Efficient Online Random Sampling via Randomness Recycling
Thomas L. Draper, Feras A. Saad
TL;DR
This work tackles online random sampling where each X_i is drawn from a potentially evolving distribution P_i using a stream of unbiased coin tosses. The authors introduce randomness recycling, maintaining a global uniform state (Z,M) to reuse randomness across rounds, and prove an entropy-cost bound arbitrarily close to the Shannon limit with only O(log(d/ε)) auxiliary space. The main theorem shows that for any ε>0 and denominator bound d, there exists an online sampler with amortized entropy cost within εn of the information-theoretic lower bound, while keeping memory bounded; this extends to general discrete distributions and random processes P. The paper also develops practical recycling techniques to accelerate a range of samplers (uniform, inversion-based, alias, DDG) and demonstrates tangible speedups for tasks like random permutations and discrete Gaussian sampling, accompanied by a C library. Together, these results significantly advance space- and entropy-efficient online sampling, with broad implications for randomized algorithms and probabilistic programming in resource-constrained settings.
Abstract
This article studies the fundamental problem of using i.i.d. coin tosses from an entropy source to efficiently generate random variables $X_i \sim P_i$ $(i \ge 1)$, where $(P_1, P_2, \dots)$ is a random sequence of rational discrete probability distributions subject to an \textit{arbitrary} stochastic process. Our method achieves an amortized expected entropy cost within $\varepsilon > 0$ bits of the information-theoretically optimal Shannon lower bound using $O(\log(1/\varepsilon))$ space.

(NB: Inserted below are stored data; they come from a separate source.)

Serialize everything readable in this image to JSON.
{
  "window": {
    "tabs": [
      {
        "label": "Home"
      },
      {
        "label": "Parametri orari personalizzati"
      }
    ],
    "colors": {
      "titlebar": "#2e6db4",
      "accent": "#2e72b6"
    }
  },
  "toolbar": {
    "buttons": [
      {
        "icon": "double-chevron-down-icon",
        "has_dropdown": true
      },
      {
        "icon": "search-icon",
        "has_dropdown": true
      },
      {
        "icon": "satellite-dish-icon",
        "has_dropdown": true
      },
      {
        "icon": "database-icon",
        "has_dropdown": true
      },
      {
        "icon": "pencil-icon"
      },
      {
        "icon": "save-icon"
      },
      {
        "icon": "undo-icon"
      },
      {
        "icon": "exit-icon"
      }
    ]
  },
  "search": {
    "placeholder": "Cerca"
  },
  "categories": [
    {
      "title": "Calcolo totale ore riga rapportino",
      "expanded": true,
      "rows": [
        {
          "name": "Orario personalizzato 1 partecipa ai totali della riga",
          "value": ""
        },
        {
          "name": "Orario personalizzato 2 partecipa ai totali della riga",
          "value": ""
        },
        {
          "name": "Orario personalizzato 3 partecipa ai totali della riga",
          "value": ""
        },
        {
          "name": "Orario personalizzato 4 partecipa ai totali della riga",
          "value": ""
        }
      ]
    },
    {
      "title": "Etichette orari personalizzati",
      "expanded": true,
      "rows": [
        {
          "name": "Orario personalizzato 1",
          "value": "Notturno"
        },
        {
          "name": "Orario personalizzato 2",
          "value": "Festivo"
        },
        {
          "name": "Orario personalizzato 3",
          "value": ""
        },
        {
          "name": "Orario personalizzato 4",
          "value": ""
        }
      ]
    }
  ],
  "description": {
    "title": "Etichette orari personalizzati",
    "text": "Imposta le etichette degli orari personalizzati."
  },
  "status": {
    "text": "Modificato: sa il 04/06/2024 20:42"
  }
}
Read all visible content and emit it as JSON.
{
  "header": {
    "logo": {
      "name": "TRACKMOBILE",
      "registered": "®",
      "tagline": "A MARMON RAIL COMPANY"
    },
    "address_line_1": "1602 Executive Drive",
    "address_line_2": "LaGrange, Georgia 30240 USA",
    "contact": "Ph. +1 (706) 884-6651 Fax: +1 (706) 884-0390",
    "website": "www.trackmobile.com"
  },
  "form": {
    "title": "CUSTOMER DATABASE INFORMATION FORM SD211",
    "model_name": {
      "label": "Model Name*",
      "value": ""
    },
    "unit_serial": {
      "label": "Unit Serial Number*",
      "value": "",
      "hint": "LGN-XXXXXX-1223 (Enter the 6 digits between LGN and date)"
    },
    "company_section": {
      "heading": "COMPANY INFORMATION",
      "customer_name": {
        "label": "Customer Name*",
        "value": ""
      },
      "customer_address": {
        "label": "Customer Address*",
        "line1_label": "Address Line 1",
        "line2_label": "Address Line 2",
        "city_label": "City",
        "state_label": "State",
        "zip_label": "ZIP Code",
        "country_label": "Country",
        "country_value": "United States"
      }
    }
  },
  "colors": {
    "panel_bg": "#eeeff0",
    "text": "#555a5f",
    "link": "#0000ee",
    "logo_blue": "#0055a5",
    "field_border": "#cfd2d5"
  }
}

This result holds both pointwise in terms of the Shannon information content conditioned on $X_i$ and $P_i$, and in expectation to obtain a rate of $\mathbb{E}[H(P_1) + \dots + H(P_n)]/n + \varepsilon$ bits per sample as $n \to \infty$ (where $H$ is the Shannon entropy). The combination of space, time, and entropy properties of our method improves upon the Knuth and Yao (1976) entropy-optimal algorithm and Han and Hoshi (1997) interval algorithm for online sampling, which require unbounded space. It also uses exponentially less space than the more specialized methods of Kozen and Soloviev (2022) and Shao and Wang (2025) that generate i.i.d. samples from a fixed distribution. Our online sampling algorithm rests on a powerful algorithmic technique called \textit{randomness recycling}, which reuses a fraction of the random information consumed by a probabilistic algorithm to reduce its amortized entropy cost. On the practical side, we develop randomness recycling techniques to accelerate a variety of prominent sampling algorithms. We show that randomness recycling enables state-of-the-art runtime performance on the Fisher-Yates shuffle when using a cryptographically secure pseudorandom number generator, and that it reduces the entropy cost of discrete Gaussian sampling. Accompanying the manuscript is a performant software library in the C programming language.